Once, I remember thinking that I couldn't see what possible purpose my unhappiness would serve except to show me that life had been a little too good for a little too long. I'd gotten cocky. I thought I'd figured things out. This was a leveler intended to bring me down to size.
And it worked. I got a whole lot more compassion for people.
When I came to Al-Anon. That was the sum of my experience with humility.
In Al-Anon, no one said, "This is how you get humility." But they did say this:
Pray on your knees.
I fought this for a long time. What difference did it make if I prayed on my knees or on my head? Couldn't God hear my just as well?

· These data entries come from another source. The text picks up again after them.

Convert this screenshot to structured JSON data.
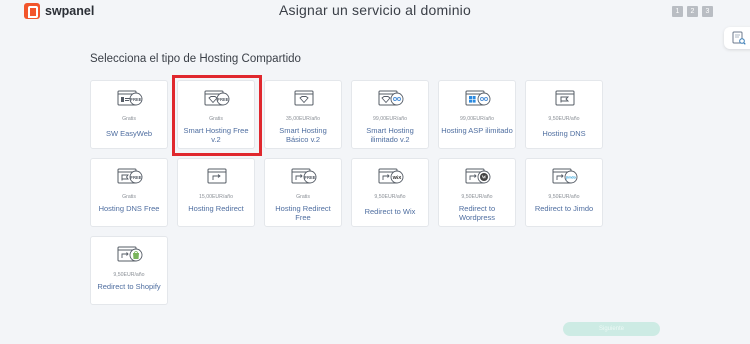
{
  "app": {
    "name": "swpanel"
  },
  "header": {
    "title": "Asignar un servicio al dominio",
    "steps": [
      "1",
      "2",
      "3"
    ]
  },
  "section": {
    "title": "Selecciona el tipo de Hosting Compartido"
  },
  "cards": [
    {
      "price": "Gratis",
      "name": "SW EasyWeb",
      "icon": "sw-free-icon"
    },
    {
      "price": "Gratis",
      "name": "Smart Hosting Free v.2",
      "icon": "diamond-free-icon",
      "selected": true
    },
    {
      "price": "35,00EUR/año",
      "name": "Smart Hosting Básico v.2",
      "icon": "diamond-icon"
    },
    {
      "price": "99,00EUR/año",
      "name": "Smart Hosting ilimitado v.2",
      "icon": "infinity-icon"
    },
    {
      "price": "99,00EUR/año",
      "name": "Hosting ASP ilimitado",
      "icon": "windows-infinity-icon"
    },
    {
      "price": "9,50EUR/año",
      "name": "Hosting DNS",
      "icon": "dns-icon"
    },
    {
      "price": "Gratis",
      "name": "Hosting DNS Free",
      "icon": "dns-free-icon"
    },
    {
      "price": "15,00EUR/año",
      "name": "Hosting Redirect",
      "icon": "redirect-icon"
    },
    {
      "price": "Gratis",
      "name": "Hosting Redirect Free",
      "icon": "redirect-free-icon"
    },
    {
      "price": "9,50EUR/año",
      "name": "Redirect to Wix",
      "icon": "wix-icon"
    },
    {
      "price": "9,50EUR/año",
      "name": "Redirect to Wordpress",
      "icon": "wordpress-icon"
    },
    {
      "price": "9,50EUR/año",
      "name": "Redirect to Jimdo",
      "icon": "jimdo-icon"
    },
    {
      "price": "9,50EUR/año",
      "name": "Redirect to Shopify",
      "icon": "shopify-icon"
    }
  ],
  "footer": {
    "next_label": "Siguiente"
  },
  "colors": {
    "brand": "#f2552c",
    "link": "#4f6ea0",
    "highlight": "#e0282e",
    "button": "#cdebe4"
  }
}
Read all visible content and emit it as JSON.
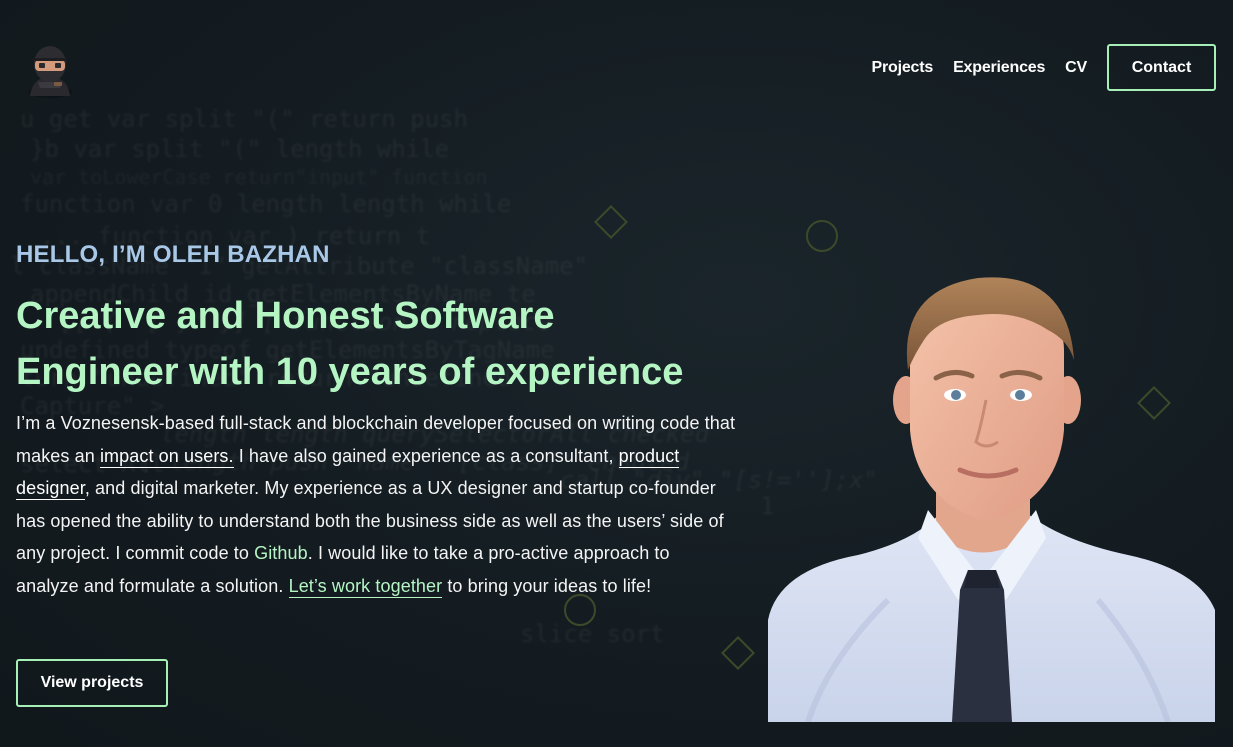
{
  "header": {
    "logo_alt": "ninja avatar",
    "nav": {
      "projects": "Projects",
      "experiences": "Experiences",
      "cv": "CV",
      "contact": "Contact"
    }
  },
  "hero": {
    "greeting": "HELLO, I’M OLEH BAZHAN",
    "headline_line1": "Creative and Honest Software",
    "headline_line2": "Engineer with 10 years of experience",
    "bio": {
      "p1": "I’m a Voznesensk-based full-stack and blockchain developer focused on writing code that makes an ",
      "link_impact": "impact on users.",
      "p2": " I have also gained experience as a consultant, ",
      "link_product": "product designer",
      "p3": ", and digital marketer. My experience as a UX designer and startup co-founder has opened the ability to understand both the business side as well as the users’ side of any project. I commit code to ",
      "link_github": "Github",
      "p4": ". I would like to take a pro-active approach to analyze and formulate a solution. ",
      "link_work": "Let’s work together",
      "p5": " to bring your ideas to life!"
    },
    "cta": "View projects"
  },
  "colors": {
    "background": "#131b20",
    "accent_green": "#b5f5c4",
    "greeting_blue": "#a9c8e8",
    "button_border": "#a6f0b7"
  }
}
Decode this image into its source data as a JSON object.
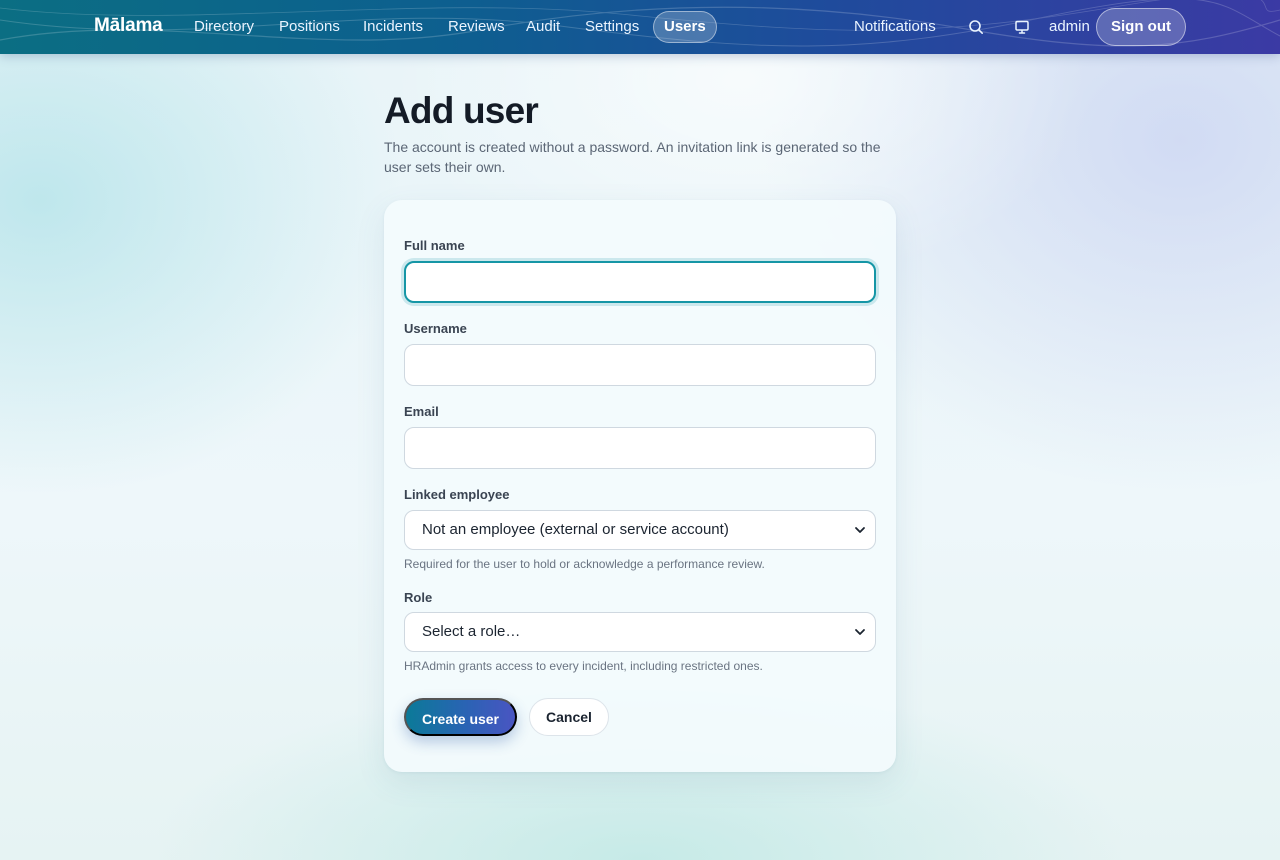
{
  "nav": {
    "brand": "Mālama",
    "items": [
      {
        "label": "Directory",
        "active": false
      },
      {
        "label": "Positions",
        "active": false
      },
      {
        "label": "Incidents",
        "active": false
      },
      {
        "label": "Reviews",
        "active": false
      },
      {
        "label": "Audit",
        "active": false
      },
      {
        "label": "Settings",
        "active": false
      },
      {
        "label": "Users",
        "active": true
      }
    ],
    "notifications_label": "Notifications",
    "search_icon": "search-icon",
    "display_icon": "monitor-icon",
    "username": "admin",
    "signout_label": "Sign out"
  },
  "page": {
    "title": "Add user",
    "description": "The account is created without a password. An invitation link is generated so the user sets their own."
  },
  "form": {
    "full_name": {
      "label": "Full name",
      "value": ""
    },
    "username": {
      "label": "Username",
      "value": ""
    },
    "email": {
      "label": "Email",
      "value": ""
    },
    "linked_employee": {
      "label": "Linked employee",
      "selected": "Not an employee (external or service account)",
      "help": "Required for the user to hold or acknowledge a performance review."
    },
    "role": {
      "label": "Role",
      "selected": "Select a role…",
      "help": "HRAdmin grants access to every incident, including restricted ones."
    },
    "submit_label": "Create user",
    "cancel_label": "Cancel"
  },
  "colors": {
    "accent": "#1596a6",
    "nav_gradient_start": "#0b6e83",
    "nav_gradient_end": "#3b3aa4"
  }
}
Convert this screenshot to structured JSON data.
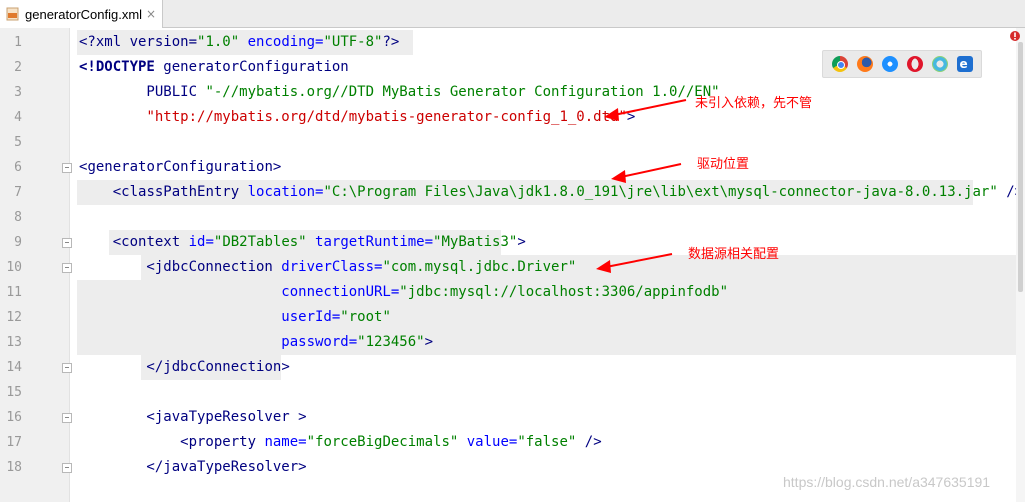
{
  "tab": {
    "filename": "generatorConfig.xml",
    "close": "×"
  },
  "lines": [
    "1",
    "2",
    "3",
    "4",
    "5",
    "6",
    "7",
    "8",
    "9",
    "10",
    "11",
    "12",
    "13",
    "14",
    "15",
    "16",
    "17",
    "18"
  ],
  "code": {
    "l1": {
      "a": "<?xml version=",
      "b": "\"1.0\"",
      "c": " encoding=",
      "d": "\"UTF-8\"",
      "e": "?>"
    },
    "l2": {
      "a": "<!DOCTYPE ",
      "b": "generatorConfiguration"
    },
    "l3": {
      "a": "        PUBLIC ",
      "b": "\"-//mybatis.org//DTD MyBatis Generator Configuration 1.0//EN\""
    },
    "l4": {
      "a": "        ",
      "b": "\"http://mybatis.org/dtd/mybatis-generator-config_1_0.dtd\"",
      "c": ">"
    },
    "l6": {
      "a": "<",
      "b": "generatorConfiguration",
      "c": ">"
    },
    "l7": {
      "a": "    <",
      "b": "classPathEntry",
      "c": " location=",
      "d": "\"C:\\Program Files\\Java\\jdk1.8.0_191\\jre\\lib\\ext\\mysql-connector-java-8.0.13.jar\"",
      "e": " />"
    },
    "l9": {
      "a": "    <",
      "b": "context",
      "c": " id=",
      "d": "\"DB2Tables\"",
      "e": " targetRuntime=",
      "f": "\"MyBatis3\"",
      "g": ">"
    },
    "l10": {
      "a": "        <",
      "b": "jdbcConnection",
      "c": " driverClass=",
      "d": "\"com.mysql.jdbc.Driver\""
    },
    "l11": {
      "a": "                        connectionURL=",
      "b": "\"jdbc:mysql://localhost:3306/appinfodb\""
    },
    "l12": {
      "a": "                        userId=",
      "b": "\"root\""
    },
    "l13": {
      "a": "                        password=",
      "b": "\"123456\"",
      "c": ">"
    },
    "l14": {
      "a": "        </",
      "b": "jdbcConnection",
      "c": ">"
    },
    "l16": {
      "a": "        <",
      "b": "javaTypeResolver",
      "c": " >"
    },
    "l17": {
      "a": "            <",
      "b": "property",
      "c": " name=",
      "d": "\"forceBigDecimals\"",
      "e": " value=",
      "f": "\"false\"",
      "g": " />"
    },
    "l18": {
      "a": "        </",
      "b": "javaTypeResolver",
      "c": ">"
    }
  },
  "annotations": {
    "dependency": "未引入依赖，先不管",
    "driver": "驱动位置",
    "datasource": "数据源相关配置"
  },
  "watermark": "https://blog.csdn.net/a347635191",
  "colors": {
    "tag": "#000080",
    "attr": "#0000ff",
    "value": "#008000",
    "annotation": "#ff0000"
  },
  "browsers": [
    "chrome-icon",
    "firefox-icon",
    "safari-icon",
    "opera-icon",
    "ie-old-icon",
    "edge-icon"
  ]
}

But I was taught that we pray on our knees not for God's sake but for ours. Kneeling is the position of humility. I can't be defiant on my knees. I can't be a miss know-it-all. And if I can admit I don't know all the answers, I become teachable. I can accept the guidance of a higher power in my life.
That was lesson 1.
Lesson 2 came in working my fourth step. I came away from that with a whole new perspective on my life. I could see the times in my life that I was wrong. Where God was trying to steer me, but I insisted on doing things my way. I saw clearly the damaged I caused. That was humbling.
Then there was my ninth step. I had to go to people and admit I was wrong. Even the alcoholics and other people I felt had harmed me. I had to say those words. I. Was. Wrong. Humbling. Very. Humbling.
Service can be humbling, too. Especially when you see someone in truly dire circumstances walk through them with dignity and grace.
This is what I've learned about humility.
I've also learned you can loose it. Things can to too well for too long. I can still think I've got it all figured out.
I finished working the steps in June. My sponsor had said in about a month we'd start again, with another fourth step. Then she decided to put it off until my Al-Anon birthday in April. Meanwhile, I should settle in to my recovery.
And it's been great. It's given me the opportunity to explore different ways of being of service. But I realized last night that I'm losing my humility. Things have been going pretty well for me. I admit I've been feeling like I've got things figured out. I begin to think I've been running on my own steam and not the grace of God.
I think that's why I've been "off-kilter" as Garnet put it. Technobabe had me pegged. I got to a certain place in my recovery and got a little too comfortable.
I need to start working the steps again. I plan to tell my sponsor that I'm ready to start my next fourth step. This time, I'm want to get on my knees voluntarily. Before life puts me there.
Hubby and I are off to the land. No TV, no internet, so no posting. Meanwhile, take care my friends. I'll see you all in a few days.